When I asked him how he did it,
he spit the seeds at me,
a staccato stream of seeds
as if the monk were no monk at all
but rather a cartoon gangster, or vaudeville gunner.
I ducked.
All of the seeds flew over my head
except for one, the lone seed that clung
to the top of my shoulder.
The monk’s eyes wrinkled with silent laughter,
which soon emitted from his nostrils and mouth
as a soft hissing sound.
How do you do that, he pointed at the seed
perched on my shoulder.
I smiled and shrugged and the seed fell off.
On the way home I stopped at the grocery store and bought a watermelon.
When I got home I cut it open and made a project out of seed-removal.
Then I tried juggling seeds with my tongue,
but couldn’t do it.
Several hours later, having not made any progress with my juggling act,
I sat down and stared at the lovely sloppy wreckage of watermelon and rind,
and at, or rather into the dreamlife of seeds gathered in a small glass bowl.
I picked up one of the seeds and planted it on my shoulder.

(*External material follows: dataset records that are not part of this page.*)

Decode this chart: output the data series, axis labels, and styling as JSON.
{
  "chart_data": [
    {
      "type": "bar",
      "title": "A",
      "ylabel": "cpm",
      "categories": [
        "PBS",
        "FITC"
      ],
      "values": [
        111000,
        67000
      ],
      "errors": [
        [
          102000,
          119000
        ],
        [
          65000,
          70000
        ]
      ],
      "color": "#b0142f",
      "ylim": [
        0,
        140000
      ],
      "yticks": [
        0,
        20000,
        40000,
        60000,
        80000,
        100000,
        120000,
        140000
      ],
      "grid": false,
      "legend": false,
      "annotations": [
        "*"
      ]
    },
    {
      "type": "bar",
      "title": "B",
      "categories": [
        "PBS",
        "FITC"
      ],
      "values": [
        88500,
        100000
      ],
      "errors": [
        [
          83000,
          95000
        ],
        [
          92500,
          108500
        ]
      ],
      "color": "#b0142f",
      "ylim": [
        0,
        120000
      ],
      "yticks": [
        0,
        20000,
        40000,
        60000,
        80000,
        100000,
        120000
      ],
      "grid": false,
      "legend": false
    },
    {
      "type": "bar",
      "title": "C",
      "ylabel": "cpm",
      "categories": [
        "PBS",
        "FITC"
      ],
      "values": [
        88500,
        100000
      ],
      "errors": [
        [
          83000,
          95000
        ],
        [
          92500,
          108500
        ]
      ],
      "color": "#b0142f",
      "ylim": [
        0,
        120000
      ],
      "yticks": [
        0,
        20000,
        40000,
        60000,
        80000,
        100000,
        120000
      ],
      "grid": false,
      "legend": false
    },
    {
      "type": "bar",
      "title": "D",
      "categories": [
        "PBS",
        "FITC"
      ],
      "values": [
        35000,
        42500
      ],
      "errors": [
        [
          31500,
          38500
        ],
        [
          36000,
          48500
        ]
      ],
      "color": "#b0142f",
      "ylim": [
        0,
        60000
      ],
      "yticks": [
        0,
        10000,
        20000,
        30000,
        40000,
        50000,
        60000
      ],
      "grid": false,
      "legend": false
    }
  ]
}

It’s easy, I said, as if the monk were there watching and listening,
and his silence roared like the most marvelous applause.
Between passages,
a dark pause to recollect
the lighted means home.
The Martians,
in their conscious longevity,
stamped our passports
and immigration documents
long before our legacy of amnesia
broke
and we came to realize
that everything, including our sense of planetary privilege,
has been a sham, a lost man’s desperate invention,
and while some wept and wondered, and wandered with nowhere to go,
others kept right on,
working their jaws religiously,
in chewing stick after stick of savior chewing gum,
which apparently becomes the stickiest stuff on earth
when engaging contact with foreign matters,
and other things true
to the calling of home.
Void is boring,
a dull throb.
It has no stories to tell.
And yet, from the gaping orient
of emptiness
arises every story imaginable,
a turning to peaks
and sea-changes galore.
It seems
void is the company
we are destined to keep,
an inheritance beyond the sealant of claim,
while stories become
our children and lovers,
the warmest ephemeral gains
to hold us, briefly, in tenderest thrall.